Scritta da Vitaliano Trevisan e diretta da Andrée Ruth Shammah, Una notte in Tunisia è l’immaginifico racconto di un Re Lear o di Ricardo III del nuovo millennio: «Preparare uno spettacolo, oggi, sui sacri testi di Shakespeare o di Goldoni è fin troppo semplicistico. Ho provato ad andare oltre, a costruire una vicenda teatrale su fatti contemporanei. Rispolverare una personalità così complessa come quella di Craxi poteva non essere una scelta indovinata, invece si è rivelata giusta perché mettere in scena i suoi ultimi giorni ha creato curiosità, discussioni e suscitato dibattiti. Lei, come hanno fatto altri giornalisti, mi chiede: che effetto le ha fatto interpretare uno dei maggiori esponenti della politica corrotta italiana? Le rispondo: un effetto grandioso se anche lei è stato colpito da questa pièce come gran parte del pubblico. Fare teatro è anche ipnotizzare chi ti viene a vedere».

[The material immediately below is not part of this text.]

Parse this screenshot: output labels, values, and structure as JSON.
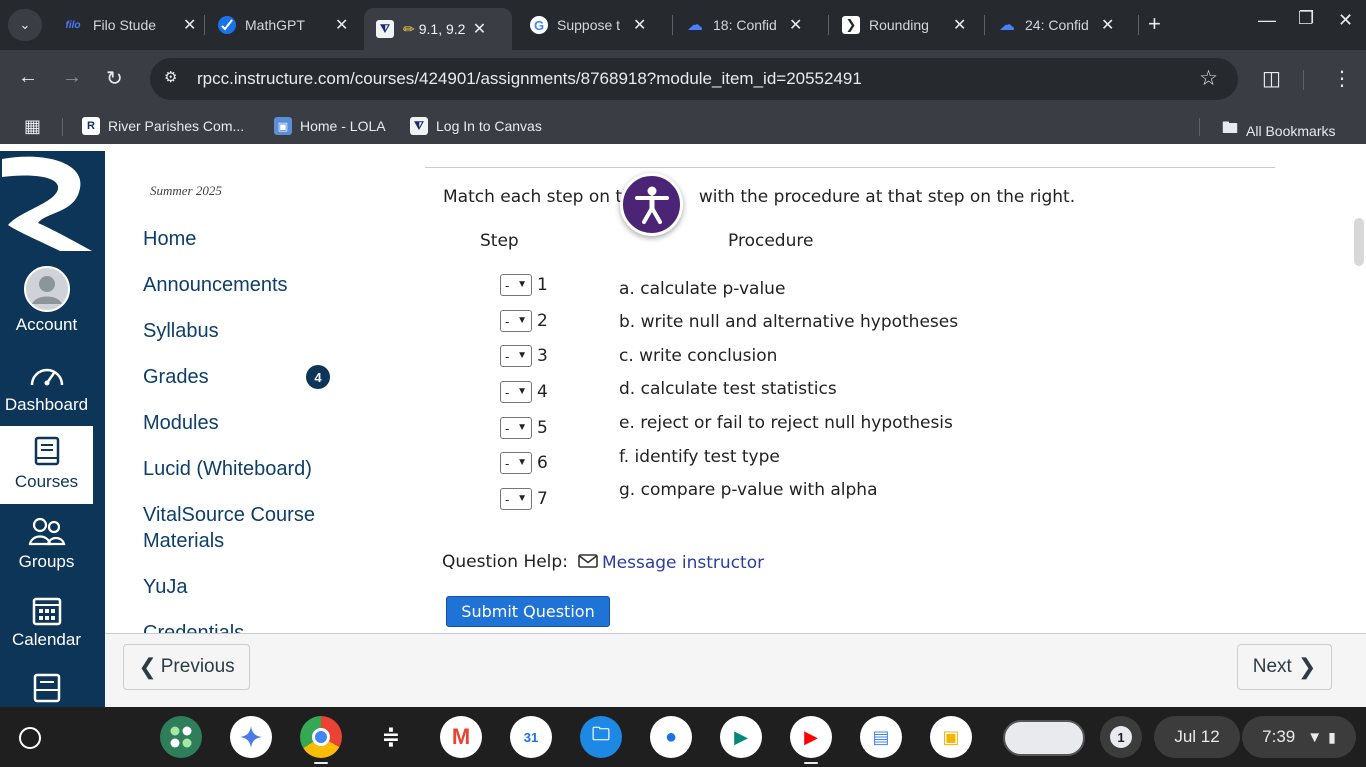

Accanto a un Haber da tempo non così brillante e fisico in scena, ecco la brava Maria Ariis nel ruolo della moglie, Pietro Micci in quello del maggiordomo e Roberto Trifirò nei panni del dottore. «Cerco di non mistificare l’uomo Craxi: lo tratteggio duro e antipatico ma, alla fine, lo raffiguro solo e abbandonato ma ancora dedito alla passione della sua vita, la politica», continua Haber. «La decisione di andare ad Hammamet è stata una scelta coraggiosa dell’uomo e non una fuga del politico. In Italia sarebbe stato condannato a qualche mese di arresti domiciliari, mica gli avrebbero tagliato la testa... La gente, alla fine di questa recita, torna a casa spaesata. Consapevole che il senso di pietà è per l’uomo Bettino e non per il leader Craxi».